What you might not know is that Hour of Code has trickled down to children who are still learning to recite the alphabet.
So, what does that even look like? Stephen Garland, a retired MIT researcher-turned-consultant might be able to tell you.
Last Wednesday, Garland and colleague Jonathan Kaye hosted Hour of Code for 5-7-year-olds at the Free Library of Philadelphia’s Charles Santore Branch in South Philly.
To teach the fundamentals of computer programming, Garland and Kaye use ScratchJr, a free app that breaks simple coding down into fun games and stories. Kids “program” a cartoon cat to do things like eat a birthday cake, get hurled into space by a dragon and jump up and down.
“It’s all about computational thinking,” said Kaye, president of CommandSim, a simulation platform for incident training. “The same type of problem solving can be applied to any discipline.”
“Computational thinking,” Garland added, “is another cognitive skill that belongs in the curriculum along with reading, writing and arithmetic.”

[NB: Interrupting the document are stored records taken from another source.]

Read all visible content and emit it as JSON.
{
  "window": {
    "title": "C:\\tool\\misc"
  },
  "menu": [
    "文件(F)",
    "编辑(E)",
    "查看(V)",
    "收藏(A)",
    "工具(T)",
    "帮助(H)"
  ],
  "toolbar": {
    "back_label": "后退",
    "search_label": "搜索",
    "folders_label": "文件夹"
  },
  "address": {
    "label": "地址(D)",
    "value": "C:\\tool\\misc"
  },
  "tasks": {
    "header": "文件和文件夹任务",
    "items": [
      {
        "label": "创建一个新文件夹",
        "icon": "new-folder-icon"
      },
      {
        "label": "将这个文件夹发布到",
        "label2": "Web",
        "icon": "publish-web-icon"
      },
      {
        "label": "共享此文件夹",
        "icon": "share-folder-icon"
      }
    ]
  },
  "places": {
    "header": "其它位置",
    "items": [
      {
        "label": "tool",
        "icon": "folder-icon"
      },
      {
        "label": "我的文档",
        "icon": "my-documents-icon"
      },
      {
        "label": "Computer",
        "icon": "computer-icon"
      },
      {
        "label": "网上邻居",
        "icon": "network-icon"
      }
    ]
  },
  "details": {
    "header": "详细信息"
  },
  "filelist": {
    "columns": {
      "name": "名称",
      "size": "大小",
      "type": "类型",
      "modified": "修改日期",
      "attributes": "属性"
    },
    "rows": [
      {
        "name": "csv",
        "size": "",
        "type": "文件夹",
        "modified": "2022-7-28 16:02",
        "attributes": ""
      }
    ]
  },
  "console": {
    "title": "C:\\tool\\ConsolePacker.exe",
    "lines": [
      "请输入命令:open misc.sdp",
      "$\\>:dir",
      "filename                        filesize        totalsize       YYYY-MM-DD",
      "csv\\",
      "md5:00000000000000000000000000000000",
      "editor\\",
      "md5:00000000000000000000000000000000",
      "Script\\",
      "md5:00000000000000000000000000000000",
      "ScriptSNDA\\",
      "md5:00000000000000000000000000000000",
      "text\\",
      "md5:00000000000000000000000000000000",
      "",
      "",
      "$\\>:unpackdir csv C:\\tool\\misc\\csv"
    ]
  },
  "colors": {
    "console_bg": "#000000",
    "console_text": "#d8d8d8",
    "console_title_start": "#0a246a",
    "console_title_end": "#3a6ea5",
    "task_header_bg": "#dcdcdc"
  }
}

For the first fifteen minutes or so of instruction, Garland and Kaye likened sequences of commands to Simon Says. Another fifteen minutes later — halfway through the slated workshop time — the kids at the library had already exhausted everything on Garland and Kaye’s agenda.
“Well,” Garland asked them, “do you want to quit while you’re ahead, or continue coding?”
One young attendee, relatively quiet and concentrated, pulled himself up to a kneel on his chair. Raising his arms, he yelled, “More code! More code!”
Suddenly, a room filled with twenty or so children began begging Garland and Kaye to teach them more. And the instructors obliged.
“Teachers need to understand this stuff first,” says Garland. “Programs are becoming freely available. What may happen is the kids will just teach themselves.”
“This is extremely fragmented in terms of what schools have, what families have,” says Kaye. “We need to help parents and educators make sense of the vast array of resources out there.”
Dozens of Philly-area schools joined last week’s Hour of Code movement, including New Hope-Solebury High School, Center City private school Friends Select and North Philadelphia’s Mary McLeod Bethune Elementary School and George Washington Carver High School of Engineering and Science.